On Feb. 26, J. Crew will begin offering merchandise from the company's denim-focused Madewell brand in some J.Crew stores, the company told Retail Dive in an email.
Madewell will introduce shop-in-shops inside six J.Crew store locations, in New York City (at a new location at Columbus Circle), Florida (Tampa and Aventura), Iowa, New Hampshire and Connecticut, and there is also a new Madewell store opening in New York on the Upper West Side, the company said. To celebrate the new Columbus Circle location, on March 1-3 the company is hosting Western chain Stitch Collective Ft. Lonesome for a residency where they can chain-stitch names and exclusive New York-themed patches on Madewell denim, according to the release.
Former CEO Mickey Drexler, who also pioneered Gap Inc.'s similarly positioned Old Navy brand, launched Madewell in 2006. Old Navy has gone on to outperform its higher-priced sibling and is the fulcrum of Gap Inc.'s current growth strategy, but Madewell is too small a brand to move the needle much for struggling J. Crew.
Madewell, a 78-year-old clothing company purchased by J. Crew 23 years ago, is in many ways filling a gap left by … The Gap, selling high-quality jeans and other items at attractive price points to the older-than-teenagers crowd, but hasn't grown enough to balance the plummeting sales at the company's flagship.
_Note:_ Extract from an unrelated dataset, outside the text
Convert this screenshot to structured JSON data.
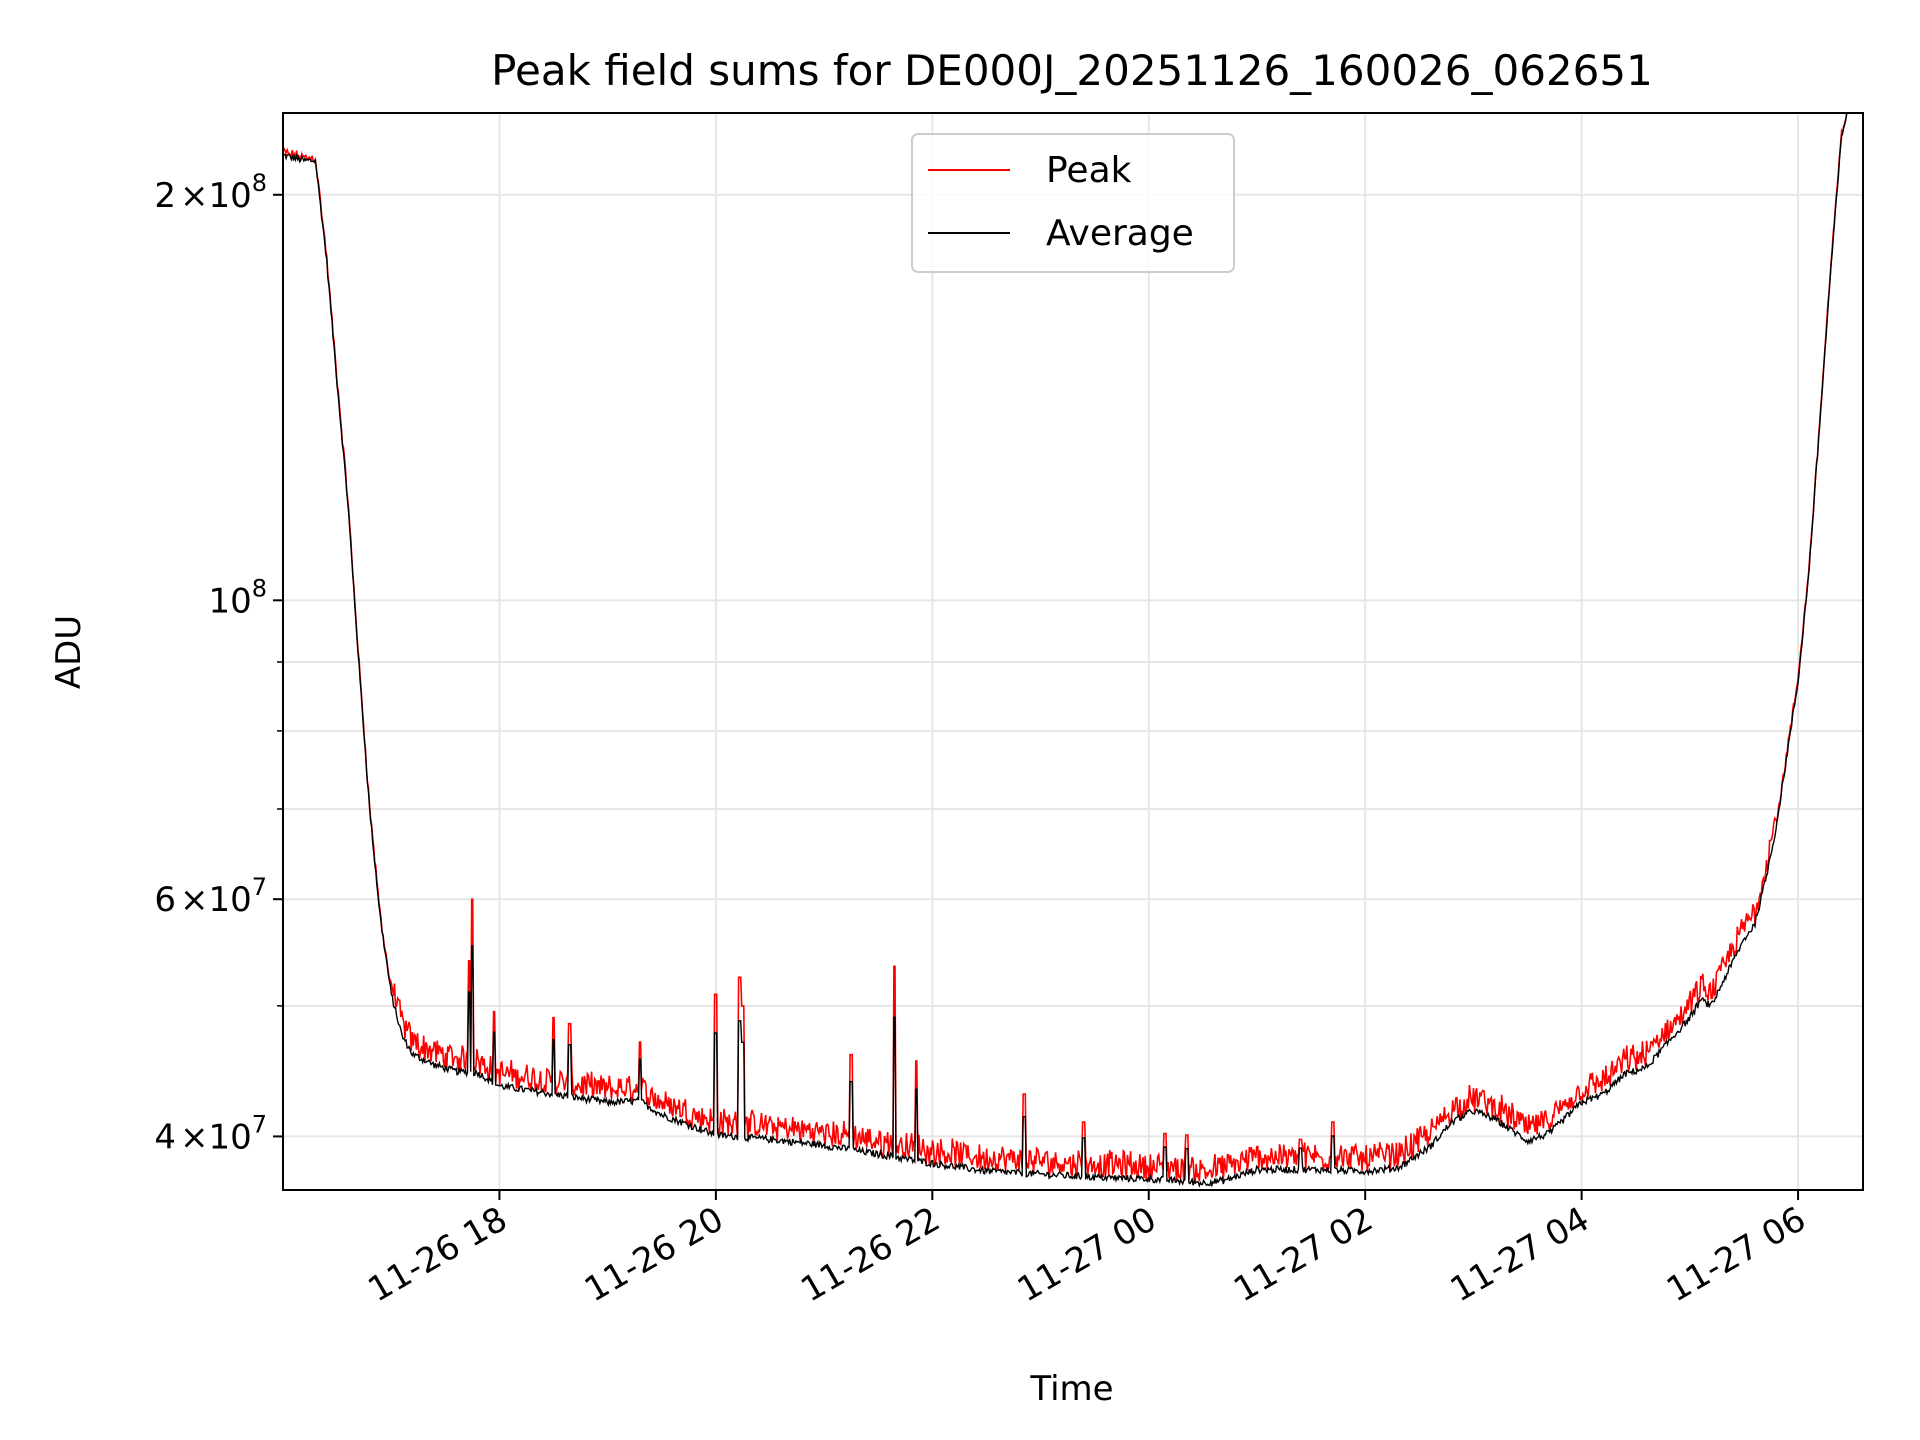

Some analysts have wondered if the smaller unit could be spun off to capture its value, as J. Crew has struggled not just with fashion misfires and quality problems but also with crushing debt. Longtime CEO Drexler stepped down over the summer amid the retailer's debt-burdened struggles.
In November, as J. Crew reported a devastating third quarter — total revenue fell 5% to $566.7 million against the year-ago period and same-store sales fell 9% — new CEO James Brett promised that he was working to "reinvigorate the J.Crew Brand to reflect the America of today." The sales numbers were announced along with the brand's plans to shutter 50 stores in 2017 and another 39 for the fourth quarter.
The retailer's massive debt load has interfered with the brand's performance and prospects, but despite its troubles, J. Crew retains a strong identity, which could make a closer association between Madewell and J. Crew a win for each.
Last week, the company tapped Adam Brotman, Starbucks executive vice president of global retail operations and partner digital engagement, to become president and chief experience officer. His arrival comes amid evidence that Amazon is swiftly rising in apparel, including its own private-label lines, particularly among young people. In a statement emailed to Retail Dive, he called J. Crew "already an iconic brand" and said he would work to help "build world-class customer experiences across every touch point, whether technology or digital platforms, in-store, or at the intersection of both."